High & Mighty
September 10, 2003
George McMahon has never been labeled healthy. He is no stranger to hospitals and medication. Although he has been diagnosed with an enigmatic condition known as Nail Patella Syndrome, doctors have been unable to narrow down exactly what makes him sick. Despite trying several traditional treatments, nothing ever seemed to help.
Nothing, that is, until he discovered medical marijuana.
“Cannabis is not a drug,” says McMahon, co-author of his recently released autobiography, “Prescription Pot.”
McMahon is one of only seven people from the United States who can legally smoke medical marijuana in all 50 states. For the 53-year-old former resident of Iowa, this will be a lifetime of treatment.
Before he was introduced to marijuana, McMahon was experiencing increasingly serious health problems. As he got older, the pain, nausea and spasms became stronger and more frequent. Doctors, unable to find a definitive problem, thought he had a mental disorder and prescribed depressants. Within an hour of taking the prescriptions, McMahon would start having convulsions.
Life would change for a chronically ill McMahon when he was hospitalized in Iowa City.
“During that time, I had been getting progressively sicker and they couldn’t do anything,” McMahon says. “They said I should make my last-minute departure arrangements.”
McMahon lost 57 pounds and stopped sleeping. He wasn’t ready to die, but he didn’t know what else could be done for him. While in the hospital, someone came into his room and offered an exchange. The man had a friend down the hall who desperately wanted a tobacco cigarette. Knowing McMahon had a drawer full, he offered an exchange of a marijuana cigarette. McMahon agreed, shut his door and lit up.
“Fifteen minutes after that I was asking for food,” McMahon says. “Within 10 days I was walking out the hospital.”
After checking out of the hospital, McMahon went back home to his normal life — no marijuana, but a great deal of pain and discomfort.
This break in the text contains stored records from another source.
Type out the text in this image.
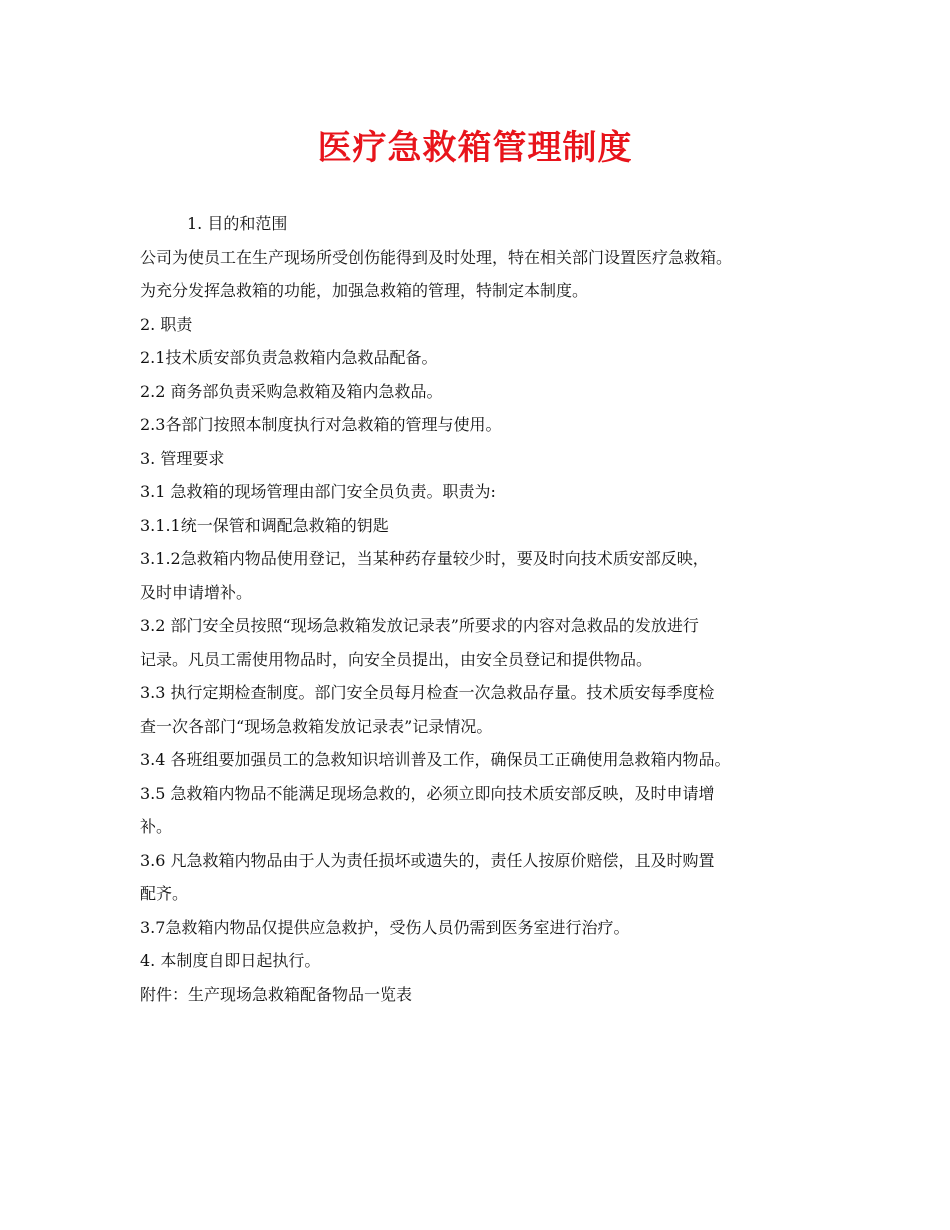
医疗急救箱管理制度
1. 目的和范围
公司为使员工在生产现场所受创伤能得到及时处理，特在相关部门设置医疗急救箱。
为充分发挥急救箱的功能，加强急救箱的管理，特制定本制度。
2. 职责
2.1技术质安部负责急救箱内急救品配备。
2.2 商务部负责采购急救箱及箱内急救品。
2.3各部门按照本制度执行对急救箱的管理与使用。
3. 管理要求
3.1 急救箱的现场管理由部门安全员负责。职责为:
3.1.1统一保管和调配急救箱的钥匙
3.1.2急救箱内物品使用登记，当某种药存量较少时，要及时向技术质安部反映，
及时申请增补。
3.2 部门安全员按照“现场急救箱发放记录表”所要求的内容对急救品的发放进行
记录。凡员工需使用物品时，向安全员提出，由安全员登记和提供物品。
3.3 执行定期检查制度。部门安全员每月检查一次急救品存量。技术质安每季度检
查一次各部门“现场急救箱发放记录表”记录情况。
3.4 各班组要加强员工的急救知识培训普及工作，确保员工正确使用急救箱内物品。
3.5 急救箱内物品不能满足现场急救的，必须立即向技术质安部反映，及时申请增
补。
3.6 凡急救箱内物品由于人为责任损坏或遗失的，责任人按原价赔偿，且及时购置
配齐。
3.7急救箱内物品仅提供应急救护，受伤人员仍需到医务室进行治疗。
4. 本制度自即日起执行。
附件：生产现场急救箱配备物品一览表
One day, a few of his friends showed up with five pounds of homegrown marijuana.
“I lit it up and said ‘Holy cow, I feel so much better,'” McMahon says.
McMahon realized he had finally found a medication that he says eased the pain of his condition, but it took two years for him to find a doctor who would prescribe cannabis as medication. When he found one, it took two more years to fill out the necessary paperwork.
The amount of paperwork and verification was large then and continues to consume a large amount of his time today. McMahon says it takes a crew of five people working an eight hour shift to keep up with his paperwork each month.
When McMahon’s mother became too elderly and sick to live alone, he and his wife moved to Texas to live with her. Moving to Texas meant McMahon would have to drive to Iowa to a federally licensed pharmacy every four months to refill his prescription.
“It’s expensive,” McMahon says. “I’ve burned up so many cars.”
McMahon and his wife make the long drive together every four months.
“My medication didn’t come once,” McMahon says. “I had to go back [to Texas] and wait two weeks.”
The couple, married for 32 years, makes the best of the drive by stopping along the way to talk to people about his situation. The couple have a son and two daughters. McMahon says he wishes one of his daughters, who faces health problems similar to his own, could experience the relief he has from using prescription marijuana.
“I am angry that my own daughter can’t get these treatments,” McMahon says.
Coming from Iowa himself, McMahon says he is especially interested in meeting fellow Iowans.
“Everywhere you go, you find different kinds of people,” McMahon says. “They’re all out there.”
Despite living in a unique situation and meeting many interesting people on his regular road trips, McMahon says he doesn’t feel different from the average citizen.
“I’m pretty ‘Iowa-y,’ even in Texas,” McMahon says. “I think I’m pretty much the next-door-neighbor kind of guy. I grew up in Iowa — how can I get around that?”
Born in Algona, McMahon is a true small-town Iowan at heart. He does not wish to release the name of the town he grew up in, since he is planning to return to Iowa someday and doesn’t want to create a legal hassle upon return.
“We’re coming back to live,” McMahon says. “My mother’s here in Texas. She’s elderly so I couldn’t leave her alone. [But] we’re willing to buy a split house or a duplex with her.”
“Prescription Pot,” his book co-written by Christopher Largen, is scheduled for release Sept. 20. McMahon says the process of finding an author who could tell his story was a long and difficult one.
“I wanted the right person to really say what I wanted,” McMahon says. “It took me 11 years to find him.”
The book focuses on a trip to the University of Mississippi, where a government marijuana farm is located. Along the way, McMahon stopped to talk and teach anyone who wanted to listen. He says he just wants people to know as much as they can about the legalization of medical marijuana.
He says even though he has had run-ins with an occasional zealous police officer, most people are supportive of him and his message. With hope for a brighter future, McMahon continues to travel the country, talking about his past.
“I want people to know how important these things are to me,” he says. “All I do is tell the truth. That’s all anyone can do.”